Hallenheim – ein kleines Dorf an der Nahe, idyllisch zwischen Weinbergen und Wäldern gelegen. Plötzlich verdunkelt ein Schatten den friedlichen Ort. Auslöser ist der Mord an dem prominentesten Einwohner und dem vergifteten Erbe, das er hinterlässt. Anschläge, Anfeindungen, radikale Gruppen – die Dorfgemein­schaft droht auseinanderzubrechen. Mit unbeirrbarer Zuversicht versucht Matilda, das Schlimmste zu verhindern. Dadurch gerät sie nicht nur einmal in Lebensgefahr. Hallenheim ist ein fiktiver Ort. Doch diese Geschichte kann sich überall dort abspielen, wo der Schatten nicht rechtzeitig erkannt wird.
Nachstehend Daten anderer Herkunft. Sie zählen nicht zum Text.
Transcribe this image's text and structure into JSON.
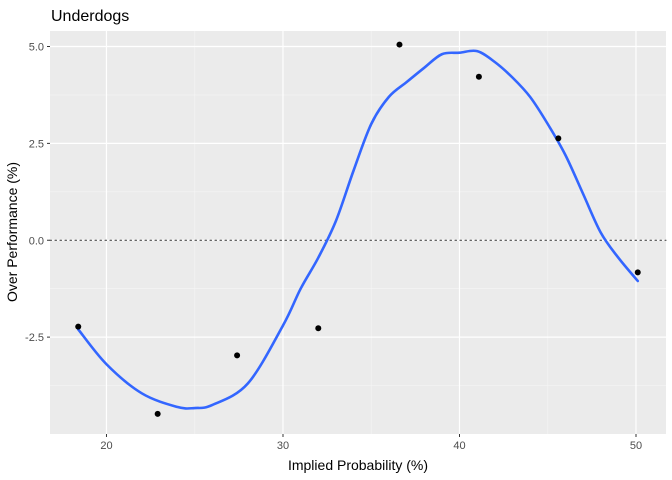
{
  "chart_data": {
    "type": "scatter",
    "title": "Underdogs",
    "xlabel": "Implied Probability (%)",
    "ylabel": "Over Performance (%)",
    "xlim": [
      16.8,
      51.7
    ],
    "ylim": [
      -5.0,
      5.4
    ],
    "x_ticks": [
      20,
      30,
      40,
      50
    ],
    "x_tick_labels": [
      "20",
      "30",
      "40",
      "50"
    ],
    "y_ticks": [
      -2.5,
      0,
      2.5,
      5
    ],
    "y_tick_labels": [
      "-2.5",
      "0.0",
      "2.5",
      "5.0"
    ],
    "grid": true,
    "reference_line": {
      "y": 0,
      "style": "dotted",
      "color": "#333333"
    },
    "colors": {
      "panel_background": "#ebebeb",
      "grid_major": "#ffffff",
      "grid_minor": "#f5f5f5",
      "points": "#000000",
      "smooth_line": "#3366ff"
    },
    "points": {
      "x": [
        18.4,
        22.9,
        27.4,
        32.0,
        36.6,
        41.1,
        45.6,
        50.1
      ],
      "y": [
        -2.23,
        -4.48,
        -2.97,
        -2.27,
        5.05,
        4.22,
        2.63,
        -0.83
      ]
    },
    "smooth_line": {
      "x": [
        18.4,
        20,
        22,
        24,
        25,
        26,
        28,
        30,
        31,
        32,
        33,
        34,
        35,
        36,
        37,
        38,
        39,
        40,
        41,
        42,
        43,
        44,
        45,
        46,
        47,
        48,
        49,
        50.1
      ],
      "y": [
        -2.3,
        -3.2,
        -3.95,
        -4.3,
        -4.33,
        -4.25,
        -3.7,
        -2.2,
        -1.25,
        -0.45,
        0.5,
        1.8,
        3.0,
        3.7,
        4.08,
        4.45,
        4.8,
        4.84,
        4.88,
        4.6,
        4.2,
        3.7,
        3.0,
        2.2,
        1.2,
        0.2,
        -0.45,
        -1.05
      ]
    }
  }
}
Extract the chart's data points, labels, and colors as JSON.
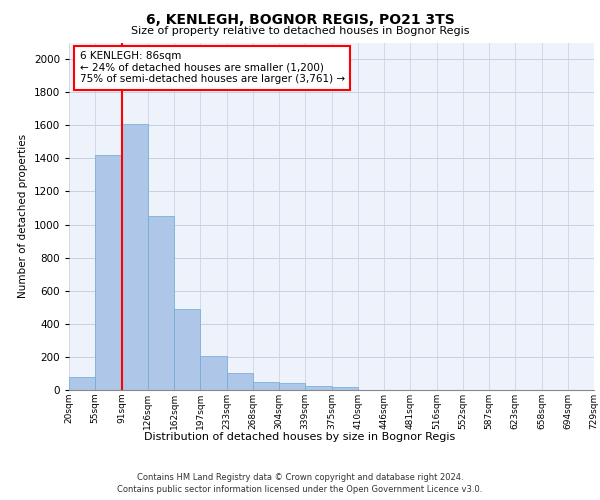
{
  "title": "6, KENLEGH, BOGNOR REGIS, PO21 3TS",
  "subtitle": "Size of property relative to detached houses in Bognor Regis",
  "xlabel": "Distribution of detached houses by size in Bognor Regis",
  "ylabel": "Number of detached properties",
  "bar_values": [
    80,
    1420,
    1610,
    1050,
    490,
    205,
    105,
    50,
    40,
    25,
    20,
    0,
    0,
    0,
    0,
    0,
    0,
    0,
    0,
    0
  ],
  "bar_labels": [
    "20sqm",
    "55sqm",
    "91sqm",
    "126sqm",
    "162sqm",
    "197sqm",
    "233sqm",
    "268sqm",
    "304sqm",
    "339sqm",
    "375sqm",
    "410sqm",
    "446sqm",
    "481sqm",
    "516sqm",
    "552sqm",
    "587sqm",
    "623sqm",
    "658sqm",
    "694sqm",
    "729sqm"
  ],
  "bar_color": "#aec6e8",
  "bar_edge_color": "#6aaad4",
  "ylim": [
    0,
    2100
  ],
  "yticks": [
    0,
    200,
    400,
    600,
    800,
    1000,
    1200,
    1400,
    1600,
    1800,
    2000
  ],
  "property_line_x": 2,
  "property_line_color": "red",
  "annotation_text": "6 KENLEGH: 86sqm\n← 24% of detached houses are smaller (1,200)\n75% of semi-detached houses are larger (3,761) →",
  "footer_line1": "Contains HM Land Registry data © Crown copyright and database right 2024.",
  "footer_line2": "Contains public sector information licensed under the Open Government Licence v3.0.",
  "plot_background": "#eef2fb",
  "grid_color": "#c8cfe0"
}
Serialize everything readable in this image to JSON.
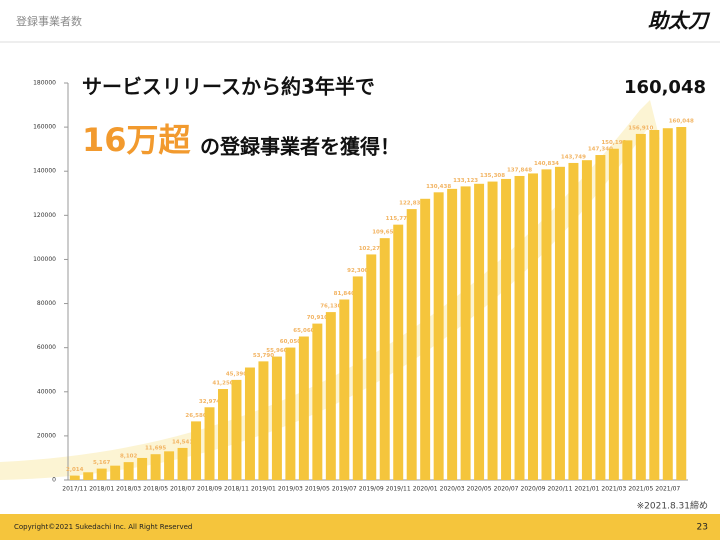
{
  "header": {
    "title": "登録事業者数",
    "logo": "助太刀"
  },
  "headline": {
    "line1": "サービスリリースから約3年半で",
    "highlight": "16万超",
    "line2": "の登録事業者を獲得！",
    "big_number": "160,048"
  },
  "chart_data": {
    "type": "bar",
    "color": "#f5c53c",
    "label_color": "#f2b463",
    "categories": [
      "2017/11",
      null,
      "2018/01",
      null,
      "2018/03",
      null,
      "2018/05",
      null,
      "2018/07",
      null,
      "2018/09",
      null,
      "2018/11",
      null,
      "2019/01",
      null,
      "2019/03",
      null,
      "2019/05",
      null,
      "2019/07",
      null,
      "2019/09",
      null,
      "2019/11",
      null,
      "2020/01",
      null,
      "2020/03",
      null,
      "2020/05",
      null,
      "2020/07",
      null,
      "2020/09",
      null,
      "2020/11",
      null,
      "2021/01",
      null,
      "2021/03",
      null,
      "2021/05",
      null,
      "2021/07",
      null
    ],
    "values": [
      2014,
      3500,
      5167,
      6500,
      8102,
      10000,
      11695,
      13000,
      14541,
      26580,
      32974,
      41250,
      45390,
      51000,
      53790,
      55960,
      60050,
      65060,
      70910,
      76130,
      81840,
      92300,
      102270,
      109650,
      115770,
      122830,
      127500,
      130438,
      132000,
      133123,
      134300,
      135308,
      136500,
      137848,
      139000,
      140834,
      142000,
      143749,
      145000,
      147340,
      150190,
      154000,
      156910,
      158700,
      159500,
      160048
    ],
    "value_labels": [
      "2,014",
      null,
      "5,167",
      null,
      "8,102",
      null,
      "11,695",
      null,
      "14,541",
      "26,580",
      "32,974",
      "41,250",
      "45,390",
      null,
      "53,790",
      "55,960",
      "60,050",
      "65,060",
      "70,910",
      "76,130",
      "81,840",
      "92,300",
      "102,270",
      "109,650",
      "115,770",
      "122,830",
      null,
      "130,438",
      null,
      "133,123",
      null,
      "135,308",
      null,
      "137,848",
      null,
      "140,834",
      null,
      "143,749",
      null,
      "147,340",
      "150,190",
      null,
      "156,910",
      null,
      null,
      "160,048"
    ],
    "ylim": [
      0,
      180000
    ],
    "yticks": [
      0,
      20000,
      40000,
      60000,
      80000,
      100000,
      120000,
      140000,
      160000,
      180000
    ]
  },
  "note": "※2021.8.31締め",
  "footer": {
    "copyright": "Copyright©2021 Sukedachi Inc. All Right Reserved",
    "page": "23"
  }
}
Ulrike Piechota, geboren in Zeitz, Studium der Musik in Heidelberg, Heirat, drei Kinder, lebt in Bad Kreuznach. Ihre schriftstellerischen Arbeiten umfassen Romane, Satiren, Kinder- und Jugendbücher. Mehr zur Autorin unter: www.piechota-online.de

1


 

„Das alles hat mit den Kartoffeln aus Hessen angefangen“, sagte Matilda nicht nur einmal zu sich selbst, nachdem das normalerweise friedliche Leben in Hollenheim schlagartig vorbei war.

Selbstverständlich hatten die Kartoffeln nichts, aber auch gar nichts, mit den Turbulenzen zu tun, die das kleine Dorf erschüttern sollten.
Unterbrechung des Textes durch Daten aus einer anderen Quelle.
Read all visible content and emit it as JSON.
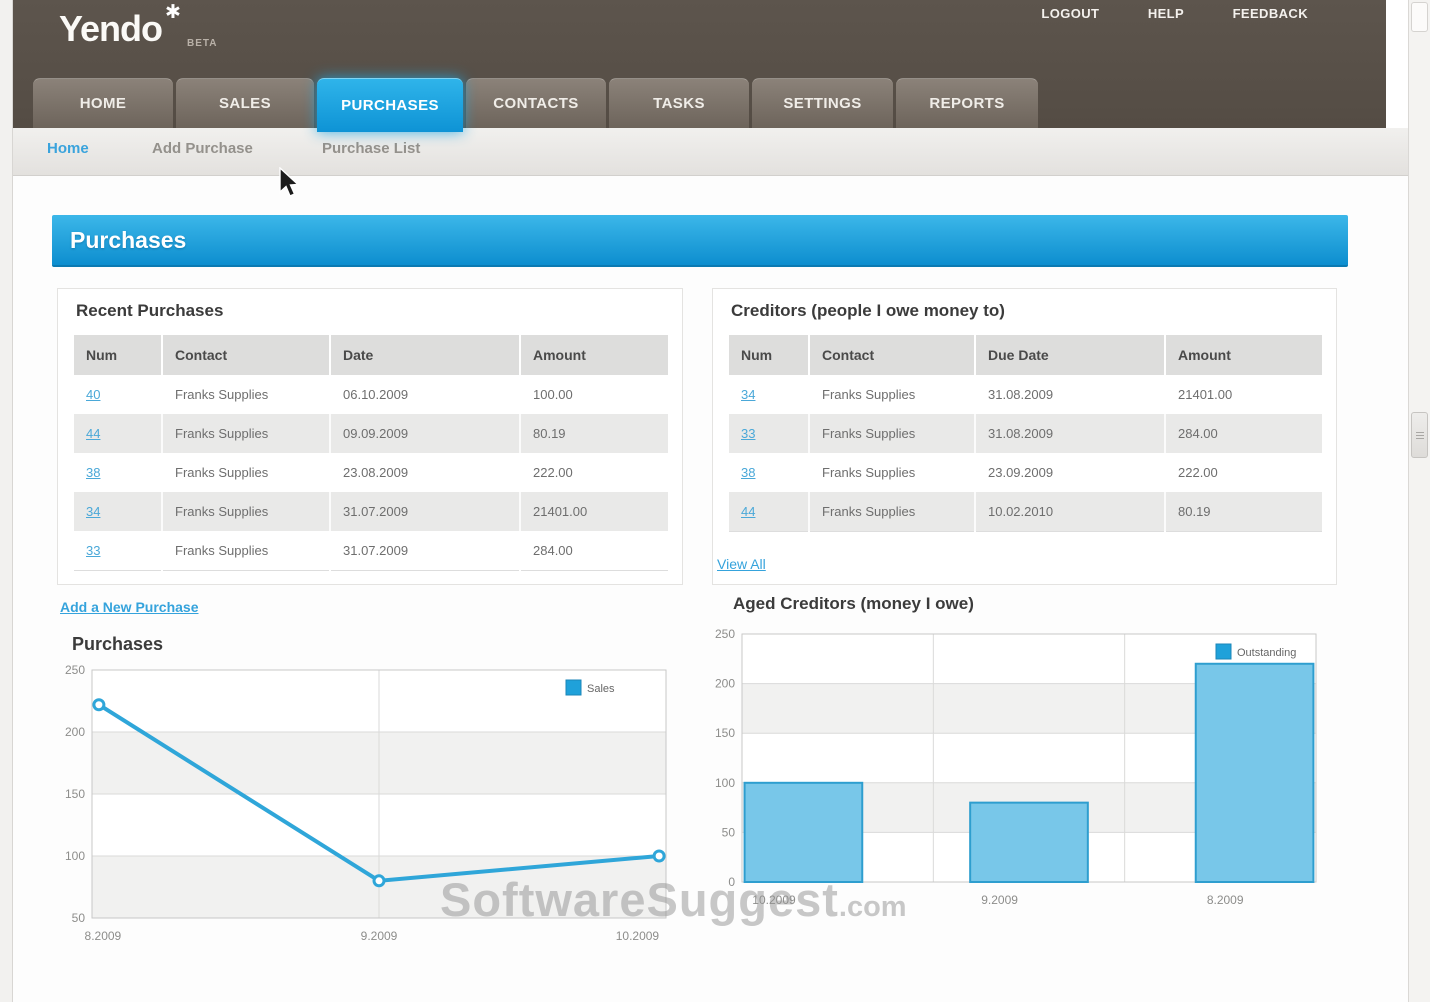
{
  "brand": {
    "name": "Yendo",
    "badge": "BETA"
  },
  "topbar": {
    "links": [
      "LOGOUT",
      "HELP",
      "FEEDBACK"
    ]
  },
  "nav": {
    "tabs": [
      "HOME",
      "SALES",
      "PURCHASES",
      "CONTACTS",
      "TASKS",
      "SETTINGS",
      "REPORTS"
    ],
    "active": "PURCHASES"
  },
  "subnav": {
    "items": [
      "Home",
      "Add Purchase",
      "Purchase List"
    ],
    "active": "Home"
  },
  "banner": {
    "title": "Purchases"
  },
  "recent_purchases": {
    "title": "Recent Purchases",
    "columns": [
      "Num",
      "Contact",
      "Date",
      "Amount"
    ],
    "rows": [
      [
        "40",
        "Franks Supplies",
        "06.10.2009",
        "100.00"
      ],
      [
        "44",
        "Franks Supplies",
        "09.09.2009",
        "80.19"
      ],
      [
        "38",
        "Franks Supplies",
        "23.08.2009",
        "222.00"
      ],
      [
        "34",
        "Franks Supplies",
        "31.07.2009",
        "21401.00"
      ],
      [
        "33",
        "Franks Supplies",
        "31.07.2009",
        "284.00"
      ]
    ],
    "link": "Add a New Purchase"
  },
  "creditors": {
    "title": "Creditors (people I owe money to)",
    "columns": [
      "Num",
      "Contact",
      "Due Date",
      "Amount"
    ],
    "rows": [
      [
        "34",
        "Franks Supplies",
        "31.08.2009",
        "21401.00"
      ],
      [
        "33",
        "Franks Supplies",
        "31.08.2009",
        "284.00"
      ],
      [
        "38",
        "Franks Supplies",
        "23.09.2009",
        "222.00"
      ],
      [
        "44",
        "Franks Supplies",
        "10.02.2010",
        "80.19"
      ]
    ],
    "link": "View All"
  },
  "chart_data": [
    {
      "type": "line",
      "title": "Purchases",
      "x": [
        "8.2009",
        "9.2009",
        "10.2009"
      ],
      "series": [
        {
          "name": "Sales",
          "values": [
            222,
            80,
            100
          ]
        }
      ],
      "ylim": [
        50,
        250
      ],
      "yticks": [
        50,
        100,
        150,
        200,
        250
      ],
      "grid": true,
      "legend_position": "top-right",
      "accent": "#1fa1da",
      "color": "#2fa6d9"
    },
    {
      "type": "bar",
      "title": "Aged Creditors (money I owe)",
      "categories": [
        "10.2009",
        "9.2009",
        "8.2009"
      ],
      "series": [
        {
          "name": "Outstanding",
          "values": [
            100,
            80,
            220
          ]
        }
      ],
      "ylim": [
        0,
        250
      ],
      "yticks": [
        0,
        50,
        100,
        150,
        200,
        250
      ],
      "grid": true,
      "legend_position": "top-right",
      "accent": "#1fa1da",
      "color": "#78c7e9",
      "stroke": "#2e9ecf"
    }
  ],
  "watermark": {
    "text": "SoftwareSuggest",
    "suffix": ".com"
  },
  "colors": {
    "accent_blue": "#179fdd",
    "header_brown": "#57504a",
    "banner_top": "#3cb7e9",
    "banner_bottom": "#0d8ecf",
    "link_blue": "#3ba6dc"
  }
}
Heute, Anfang September lagen sie jedenfalls noch ganz harmlos im Supermarkt. Und in Hollenheim war das Hauptthema die unmäßige Hitze der letzten Tage, die als unnatürlich eingestuft wurde. Immerhin war der Sommer fast vorüber.

Matilda hatte lange geschlafen. Hatte die Kühle der Nacht für ihre Arbeit genutzt. Sie illustrierte Bilderbücher, zeichnete ab und zu Karikaturen für verschiedene Zeitungen, bissig oder lustig, je nachdem, was von ihr verlangt wurde. Reichtümer häufte sie mit dieser ihrer künstlerischen Begabung nicht an. Was auch nie ihr Lebensziel gewesen war. Immerhin konnte sie sich die Arbeit einteilen. Konnte morgens lange schlafen, wenn sie Lust dazu hatte. Konnte nachts arbeiten, wenn es am Tag zu heiß war. Konnte ab und zu verreisen. Musste keine Rücksicht auf einen Partner oder Kinder nehmen. Mit ungefähr dreißig Jahren hatte sie sich entschieden, allein zu bleiben. Ein paar kurze Liebschaften, danach eine längere Beziehung, hatten sie nicht davon überzeugen können, dass der Mensch nur für ein Leben zu zweit geschaffen war.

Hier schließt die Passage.